# Bottom of face parallel with ground



## alex57834 (Nov 17, 2012)

Should the bottom of the club face be parallel to the ground or do you allow a bit of leeway.


----------



## Foxholer (Nov 17, 2012)

alex57834 said:



			Should the bottom of the club face be parallel to the ground or do you allow a bit of leeway.
		
Click to expand...

Face should be not quite parallel to the ground!http://www.google.co.uk/imgres?imgurl=http://images5.fanpop.com/image/photos/30700000/happy-gilmore-happy-gilmore-30733178-400-300.jpg&imgrefurl=http://www.fanpop.com/clubs/happy-gilmore/images/30733178/title/happy-gilmore-photo&h=300&w=400&sz=30&tbnid=xy0kembtqnQuzM:&tbnh=90&tbnw=120&zoom=1&usg=__frMOBmLvPIAxkE6G-h_2ZDrSRwY=&docid=-MCcM218ipKCHM&hl=en&sa=X&ei=z9CnUNbBNYLG0QWqg4CYBg&ved=0CCgQ9QEwAw&dur=625



And seriously, toe of iron should be just above ground. Swing tends to make it drop just a tad.Correct angle, for you, can be checked using a 'lie board and tape'. Your pro should be able to do this. Worth getting forged clubs checked once a year or so, depending on use and swing changes. It can make a huge difference!


----------



## alex57834 (Nov 17, 2012)

Any thoughts on this if it is the right height from the ground or do you I should get shorter clubs.


----------



## duncan mackie (Nov 17, 2012)

passive lie assesment is only an indication of the need to make a dynamic lie assesment!!!

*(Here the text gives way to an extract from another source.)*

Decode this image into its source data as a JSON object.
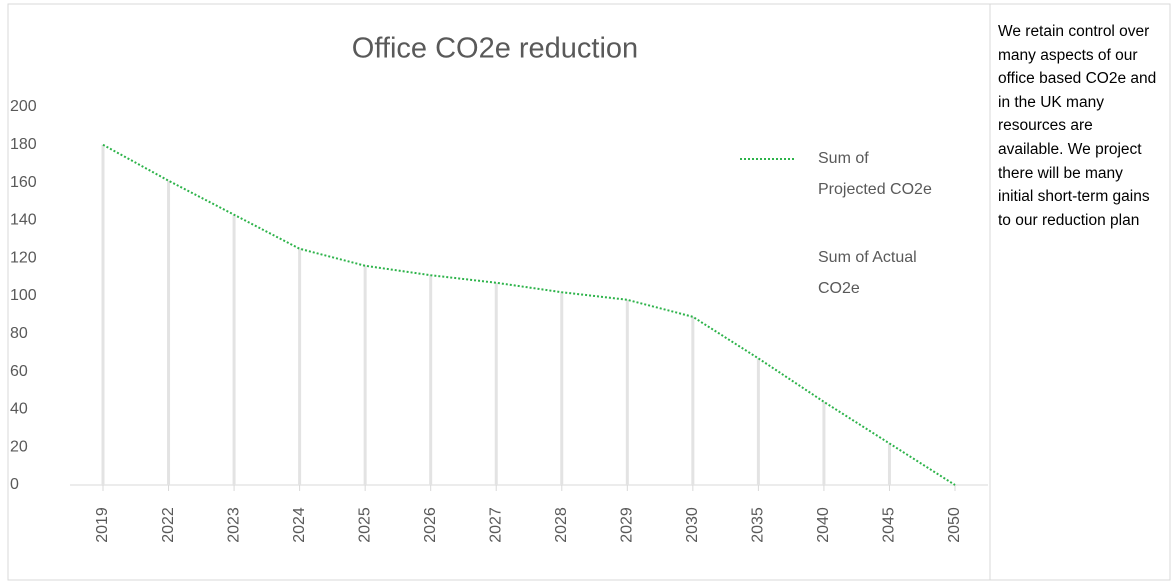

go see a club fitter for a 10 sec assesment with a strike plate and a good eye 

I was told by a pro that I should get my clubs adjusted by 2-3 degrees (flatter) so made an appointment with a fitter to have the adjustments made - being a professional he insisted on assessing first...and proved that at impact this 'toe up' was absent, and that the lies were correct, consistent across all clubs, etc

You may be different, but you might not be..........


----------



## joe nustedt (Nov 18, 2012)

Many years ago I was bought a golf book which stated that you should be able to fit a 2p piece under the toe of the club, and at a lesson last week I was told the same - so I'm going to start following this advice.  (To me your club looks way too high, but like most things there can be other factors, and I'm no pro...)


----------



## One Planer (Nov 18, 2012)

That toe looks miles too high!

I stated a thread a little while back, similar vein. 

http://forums.golf-monthly.co.uk/showthread.php?37339-Following-on-from-my-earlier-lie-angle-thread...

Should help you out :thup:


----------



## Lee Skidmore (Nov 19, 2012)

The toe of the iron pictured is way way too high and is not going to do your shot shape any favors  You should be able to fit approx half a 2p coin under the toe at standard address position. Go and have a fitting with your local Pro using a strike board and tape, they should do a static fit first (based on height/wrist to floor etc) and then a dynamic fit which is basically seeing the impact marks on the sole of the iron after you hit balls. Ultimately the dynamic fit is the most important. Getting your irons the right lie is very important to promoting consistently good shots.


----------